- George Percy Abbott sitting on his bunk
- Born: 10 March 1880 Islington, London, England
- Died: 22 November 1923 (aged 43) Henlow Aerodrome, England
- Spouse: Emily Soutar ​(m. 1916)​
- Military career
- Allegiance: United Kingdom
- Branch: Royal Navy; Royal Naval Air Service; Royal Air Force;
- Years of service: 1895–1923
- Rank: Petty officer (RN); Pilot officer (RNAS, RAF);
- Expeditions: Terra Nova expedition; World War I;
- Awards: Royal Victorian Medal (1901); Polar Medal with clasp (1913);

= George P. Abbott =

English naval officer and Antarctic explorer

George Percy Abbott (10 March 1880 – 22 November 1923) was a Royal Navy petty officer, Royal Naval Air Service pilot officer, and Antarctic explorer.

Abbott was a survivor of Robert Falcon Scott's Antarctic Terra Nova expedition, and was one of six arctic explorers that were part of its Northern Party.

==Biography==
Abbott was born in London in 1880 and joined the Navy three days after this 15th birthday. At the age of 18 he was one of the young naval ratings to be selected to pull the gun-carriage bearing Queen Victoria's coffin during her funeral procession. The original intention had been to have the coffin pulled by horses but the sailors were selected after the horses broke their tracers. George was awarded the Royal Victorian Medal for his gallantry during the procession where he had recaptured and calmed a horse carrying a senior army officer that got excited and broke away from the parade.

In 1910 he was recruited to join Captain Robert Scott's Terra Nova Expedition to Antarctica, at the time he was Petty Officer but he signed on as an able seaman (AB) at £6/month. Called 'Tiny' by his friends he was one of the tallest men on the ship. He was a well-built man, champion wrestler, and a qualified physical instructor in 1st class.

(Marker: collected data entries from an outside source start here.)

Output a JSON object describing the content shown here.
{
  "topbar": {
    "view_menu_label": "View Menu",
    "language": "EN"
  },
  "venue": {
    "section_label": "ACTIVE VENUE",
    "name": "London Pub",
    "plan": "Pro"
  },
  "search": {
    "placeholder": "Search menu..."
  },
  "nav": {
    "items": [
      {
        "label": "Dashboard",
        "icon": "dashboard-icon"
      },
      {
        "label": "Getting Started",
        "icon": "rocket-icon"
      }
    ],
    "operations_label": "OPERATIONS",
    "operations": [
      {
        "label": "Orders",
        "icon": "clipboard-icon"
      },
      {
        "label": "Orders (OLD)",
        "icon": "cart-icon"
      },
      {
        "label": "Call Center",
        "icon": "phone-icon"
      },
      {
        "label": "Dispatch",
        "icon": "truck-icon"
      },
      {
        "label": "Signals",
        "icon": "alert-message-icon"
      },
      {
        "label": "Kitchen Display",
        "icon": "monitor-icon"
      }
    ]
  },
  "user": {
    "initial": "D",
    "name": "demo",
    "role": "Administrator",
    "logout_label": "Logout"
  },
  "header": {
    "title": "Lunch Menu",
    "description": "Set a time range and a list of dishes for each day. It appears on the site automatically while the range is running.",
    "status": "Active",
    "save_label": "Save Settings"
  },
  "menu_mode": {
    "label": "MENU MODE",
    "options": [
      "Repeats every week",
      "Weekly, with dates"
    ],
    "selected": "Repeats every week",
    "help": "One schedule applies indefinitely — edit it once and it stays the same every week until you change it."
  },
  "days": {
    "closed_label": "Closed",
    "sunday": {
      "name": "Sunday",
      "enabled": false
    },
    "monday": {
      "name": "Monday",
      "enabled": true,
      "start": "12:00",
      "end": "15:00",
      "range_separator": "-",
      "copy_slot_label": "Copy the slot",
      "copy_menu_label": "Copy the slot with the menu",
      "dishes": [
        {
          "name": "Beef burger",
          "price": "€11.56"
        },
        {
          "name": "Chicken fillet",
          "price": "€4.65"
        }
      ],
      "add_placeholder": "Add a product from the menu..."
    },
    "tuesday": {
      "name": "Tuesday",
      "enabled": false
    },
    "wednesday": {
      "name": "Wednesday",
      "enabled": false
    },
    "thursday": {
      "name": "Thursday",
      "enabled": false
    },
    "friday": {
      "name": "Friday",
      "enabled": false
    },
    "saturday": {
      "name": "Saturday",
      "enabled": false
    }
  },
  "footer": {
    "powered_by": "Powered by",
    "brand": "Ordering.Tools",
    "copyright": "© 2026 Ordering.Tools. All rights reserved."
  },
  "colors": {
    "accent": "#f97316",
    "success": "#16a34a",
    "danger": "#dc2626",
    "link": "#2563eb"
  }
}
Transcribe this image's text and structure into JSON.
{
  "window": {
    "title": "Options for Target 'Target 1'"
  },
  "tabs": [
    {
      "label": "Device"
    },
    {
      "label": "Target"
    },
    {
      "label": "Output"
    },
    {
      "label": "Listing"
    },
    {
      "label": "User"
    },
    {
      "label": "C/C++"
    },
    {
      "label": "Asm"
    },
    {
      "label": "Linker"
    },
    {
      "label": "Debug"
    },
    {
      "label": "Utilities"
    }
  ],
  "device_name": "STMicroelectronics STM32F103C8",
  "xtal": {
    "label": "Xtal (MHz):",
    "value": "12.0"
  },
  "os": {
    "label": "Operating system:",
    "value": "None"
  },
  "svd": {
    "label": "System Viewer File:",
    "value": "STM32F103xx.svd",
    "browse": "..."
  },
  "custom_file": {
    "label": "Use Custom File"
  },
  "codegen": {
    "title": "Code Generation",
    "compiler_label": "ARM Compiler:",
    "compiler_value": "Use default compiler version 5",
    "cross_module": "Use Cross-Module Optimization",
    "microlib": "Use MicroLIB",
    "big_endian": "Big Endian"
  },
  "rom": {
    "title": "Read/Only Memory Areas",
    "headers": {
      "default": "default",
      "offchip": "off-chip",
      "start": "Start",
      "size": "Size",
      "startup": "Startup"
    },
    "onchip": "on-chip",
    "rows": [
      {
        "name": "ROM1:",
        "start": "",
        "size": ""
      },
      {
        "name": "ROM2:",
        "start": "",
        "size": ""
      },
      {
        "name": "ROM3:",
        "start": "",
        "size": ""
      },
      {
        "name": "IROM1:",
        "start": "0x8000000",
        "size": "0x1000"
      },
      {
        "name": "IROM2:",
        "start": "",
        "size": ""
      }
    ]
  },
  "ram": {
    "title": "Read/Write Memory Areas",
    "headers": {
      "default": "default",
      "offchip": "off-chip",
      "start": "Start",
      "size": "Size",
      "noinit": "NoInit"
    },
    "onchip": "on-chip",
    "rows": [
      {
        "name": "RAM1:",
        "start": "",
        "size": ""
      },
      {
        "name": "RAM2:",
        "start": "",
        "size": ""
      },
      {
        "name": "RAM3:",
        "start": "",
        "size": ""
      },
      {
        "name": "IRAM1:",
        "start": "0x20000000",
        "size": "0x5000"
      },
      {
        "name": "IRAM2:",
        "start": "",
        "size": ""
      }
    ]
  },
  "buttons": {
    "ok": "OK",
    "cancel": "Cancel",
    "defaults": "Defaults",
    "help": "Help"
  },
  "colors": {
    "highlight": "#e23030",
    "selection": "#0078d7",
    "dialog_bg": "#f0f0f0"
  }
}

As part of the Terra Nova Expedition, Abbot was one of six arctic explorers that were included in the Northern Expedition. This expedition ended up stranded for nine extra months and survived the winter in an ice cave before completing a very difficult trek across Antarctica to rejoin the rest of the Terra Nova Expedition. On the return to England Abbott had a breakdown and was invalided out of the service for a time.

==Legacy==
Mount Abbott, a 1,020m-high mountain on the coast of Victoria Land, and Abbott Peak, a foothill of Mount Erebus on Ross Island, are named in honour of Petty Officer George P. Abbott.